At its peak, the Big Day Out, co-founded by the late Ken West and Viv Lees, would sell 330,000 tickets in one round trip. Many would have been exposed to DJ and PA culture for the first time by paying a visit to the Boiler Room, a space that “impacted the electronic live music space in Australia for eternity,” reads a message from the producers of Sydney’s Electronic Music Conference. “Thank you for your incredible contribution, and thank you for the music, Mr. Penhallow.”
Penhallow even had a hand in the breakthrough of OMC and their hit “How Bizarre,” by inviting the NZ group on the 1997 BDO tour.

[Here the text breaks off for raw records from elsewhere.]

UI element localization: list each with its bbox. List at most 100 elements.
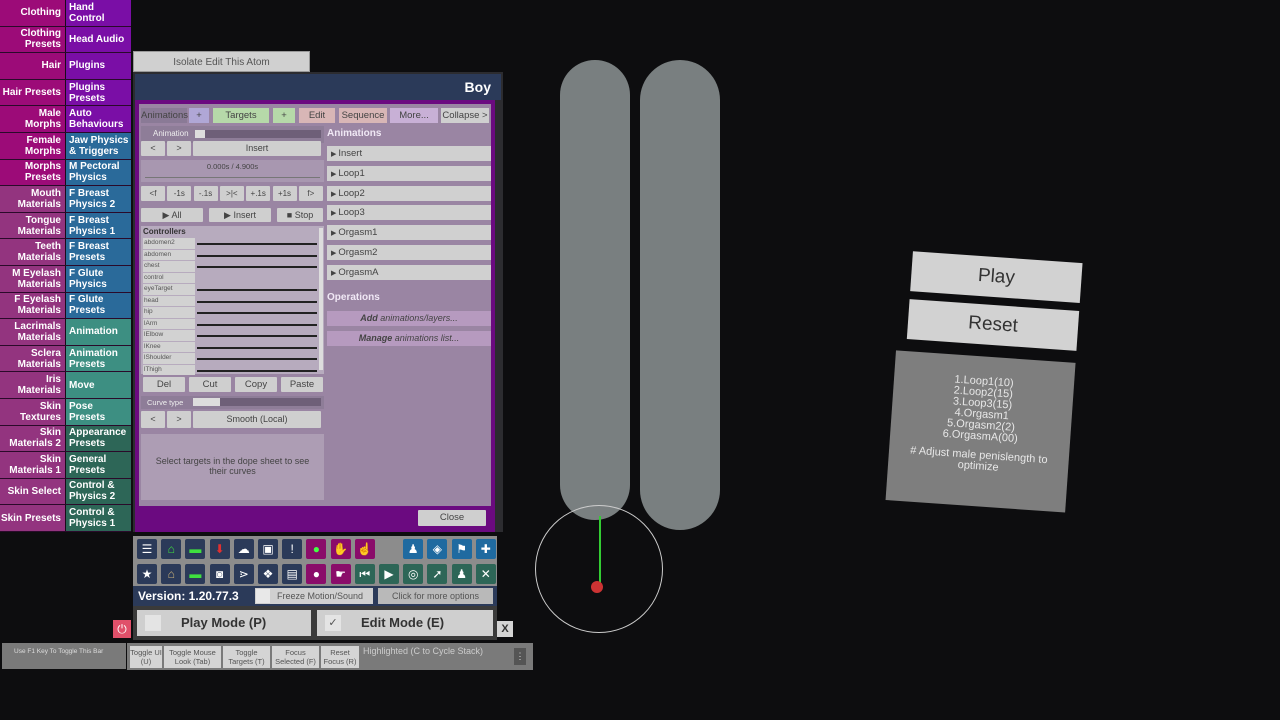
add-animations-button[interactable]: Add animations/layers... bbox=[327, 311, 491, 326]
open-scene-icon[interactable]: ⌂ bbox=[161, 539, 182, 559]
plugin-tab[interactable]: Targets bbox=[213, 108, 269, 123]
people-icon[interactable]: ♟ bbox=[451, 564, 472, 584]
prev-animation-button[interactable]: < bbox=[141, 141, 165, 156]
controller-row[interactable]: lKnee bbox=[143, 341, 318, 354]
scrub-button[interactable]: <f bbox=[141, 186, 165, 201]
next-animation-button[interactable]: > bbox=[167, 141, 191, 156]
menu-tab-left[interactable]: Clothing bbox=[0, 0, 66, 26]
skip-back-icon[interactable]: ⏮ bbox=[354, 564, 375, 584]
menu-tab-right[interactable]: Move bbox=[66, 372, 131, 398]
menu-tab-left[interactable]: Hair bbox=[0, 53, 66, 79]
controller-row[interactable]: chest bbox=[143, 261, 318, 273]
folder-icon[interactable]: ▬ bbox=[185, 539, 206, 559]
scrub-button[interactable]: -.1s bbox=[193, 186, 218, 201]
grab-hand-icon[interactable]: ☛ bbox=[330, 564, 351, 584]
document-icon[interactable]: ▤ bbox=[282, 564, 303, 584]
keyframe-track[interactable] bbox=[197, 369, 317, 372]
menu-tab-left[interactable]: Sclera Materials bbox=[0, 345, 66, 372]
scrub-button[interactable]: f> bbox=[298, 186, 323, 201]
dope-sheet-scrollbar[interactable] bbox=[319, 228, 323, 370]
keyframe-track[interactable] bbox=[197, 278, 317, 280]
plugin-tab[interactable]: More... bbox=[390, 108, 438, 123]
menu-tab-right[interactable]: M Pectoral Physics bbox=[66, 159, 131, 186]
controller-label[interactable]: lKnee bbox=[143, 341, 195, 352]
share-icon[interactable]: ⋗ bbox=[233, 564, 254, 584]
controller-label[interactable]: hip bbox=[143, 307, 195, 318]
menu-tab-right[interactable]: F Breast Presets bbox=[66, 239, 131, 265]
keyframe-track[interactable] bbox=[197, 300, 317, 303]
pointer-hand-icon[interactable]: ☝ bbox=[354, 539, 375, 559]
menu-tab-right[interactable]: F Breast Physics 1 bbox=[66, 212, 131, 239]
transform-gizmo[interactable] bbox=[535, 505, 663, 633]
menu-tab-right[interactable]: Hand Control bbox=[66, 0, 131, 26]
figure-placeholder[interactable] bbox=[560, 60, 630, 520]
menu-tab-right[interactable]: Jaw Physics & Triggers bbox=[66, 132, 131, 159]
target-icon[interactable]: ◎ bbox=[403, 564, 424, 584]
keyframe-track[interactable] bbox=[197, 312, 317, 314]
menu-tab-right[interactable]: Plugins Presets bbox=[66, 79, 131, 106]
package-open-icon[interactable]: ❖ bbox=[258, 564, 278, 584]
world-reset-button[interactable]: Reset bbox=[906, 299, 1080, 351]
bottom-bar-button[interactable]: Focus Selected (F) bbox=[272, 646, 319, 668]
controller-label[interactable]: lElbow bbox=[143, 330, 195, 341]
controller-label[interactable]: head bbox=[143, 295, 195, 306]
menu-tab-right[interactable]: Plugins bbox=[66, 53, 131, 79]
menu-tab-right[interactable]: Pose Presets bbox=[66, 398, 131, 425]
menu-tab-right[interactable]: Animation Presets bbox=[66, 345, 131, 372]
scrub-button[interactable]: -1s bbox=[167, 186, 192, 201]
curve-prev-button[interactable]: < bbox=[141, 411, 165, 428]
controller-label[interactable]: lArm bbox=[143, 318, 195, 329]
animation-item[interactable]: ▶ Insert bbox=[327, 146, 491, 161]
menu-tab-right[interactable]: Head Audio bbox=[66, 26, 131, 53]
remove-person-icon[interactable]: ● bbox=[306, 564, 327, 584]
controller-label[interactable]: lShoulder bbox=[143, 353, 195, 364]
controller-label[interactable]: lThigh bbox=[143, 364, 195, 375]
close-panel-button[interactable]: Close bbox=[418, 510, 486, 526]
plugin-tab[interactable]: Animations bbox=[141, 108, 188, 123]
controller-label[interactable]: abdomen2 bbox=[143, 238, 195, 249]
freeze-checkbox[interactable] bbox=[256, 589, 270, 603]
menu-tab-left[interactable]: Female Morphs bbox=[0, 132, 66, 159]
menu-tab-right[interactable]: Control & Physics 1 bbox=[66, 505, 131, 531]
menu-tab-left[interactable]: Male Morphs bbox=[0, 106, 66, 132]
freeze-motion-toggle[interactable]: Freeze Motion/Sound bbox=[255, 588, 373, 604]
curve-next-button[interactable]: > bbox=[167, 411, 191, 428]
hand-icon[interactable]: ✋ bbox=[330, 539, 351, 559]
more-vertical-icon[interactable]: ⋮ bbox=[514, 648, 526, 665]
controller-row[interactable]: control bbox=[143, 272, 318, 285]
bottom-bar-button[interactable]: Toggle Mouse Look (Tab) bbox=[164, 646, 221, 668]
controller-row[interactable]: lThigh bbox=[143, 364, 318, 377]
alert-icon[interactable]: ! bbox=[282, 539, 303, 559]
controller-row[interactable]: lElbow bbox=[143, 330, 318, 342]
more-options-button[interactable]: Click for more options bbox=[378, 588, 493, 604]
animation-item[interactable]: ▶ Loop3 bbox=[327, 205, 491, 221]
play-mode-button[interactable]: Play Mode (P) bbox=[137, 610, 311, 636]
menu-tab-left[interactable]: Skin Textures bbox=[0, 398, 66, 425]
menu-tab-right[interactable]: Appearance Presets bbox=[66, 425, 131, 452]
plugin-tab[interactable]: Collapse > bbox=[441, 108, 489, 123]
manage-animations-button[interactable]: Manage animations list... bbox=[327, 331, 491, 346]
animation-item[interactable]: ▶ Loop2 bbox=[327, 185, 491, 201]
keyframe-track[interactable] bbox=[197, 335, 317, 337]
open-scene-alt-icon[interactable]: ⌂ bbox=[161, 564, 182, 584]
curve-type-slider-handle[interactable] bbox=[193, 398, 220, 406]
gizmo-handle[interactable] bbox=[591, 581, 603, 593]
close-ui-button[interactable]: X bbox=[497, 621, 513, 637]
edit-mode-button[interactable]: ✓ Edit Mode (E) bbox=[317, 610, 493, 636]
keyframe-track[interactable] bbox=[197, 254, 317, 257]
controller-row[interactable]: lArm bbox=[143, 318, 318, 331]
menu-tab-left[interactable]: Clothing Presets bbox=[0, 26, 66, 53]
play-insert-button[interactable]: ▶ Insert bbox=[209, 208, 271, 222]
package-icon[interactable]: ▣ bbox=[258, 539, 278, 559]
menu-tab-right[interactable]: F Breast Physics 2 bbox=[66, 186, 131, 212]
unity-icon[interactable]: ◈ bbox=[427, 539, 448, 559]
keyframe-track[interactable] bbox=[197, 323, 317, 326]
menu-tab-right[interactable]: General Presets bbox=[66, 452, 131, 478]
controller-label[interactable]: abdomen bbox=[143, 249, 195, 260]
keyframe-track[interactable] bbox=[197, 358, 317, 360]
curve-type-slider[interactable] bbox=[193, 398, 321, 406]
menu-tab-left[interactable]: Skin Presets bbox=[0, 505, 66, 531]
menu-tab-left[interactable]: Lacrimals Materials bbox=[0, 319, 66, 345]
controller-label[interactable]: chest bbox=[143, 261, 195, 272]
figure-placeholder[interactable] bbox=[640, 60, 720, 530]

Volition would reach its end in the late ‘90s, and Penhallow ultimately handed his Boiler Room duties to the next generation. But his legacy is being remember by those who worked with him.
“We’ll miss you so much AP,” reads a social post from Boxcar. “You changed us and Australian music forever, from Severed Heads to Falling Joys, Vision Four Five, Itch-E & Scratch-E, Single Gun Theory, Sexing the Cherry, FSOM, Sisters Underground, Southend, Scattered Order, Ups & Downs…the sensational Robert Racic and Factory Music before that! A.P was a TRAILBLAZER”.
A post from Vision Four 5’s reads: “Definitely way too soon for a man with such drive, passion, energy and damn good artwork – ALWAYS. You’ll be missed Andy – you changed many many people’s lives for the better.”
Details on Penhallow’s death were unclear at the time of writing. He’s survived by his partner Virginia and brother John.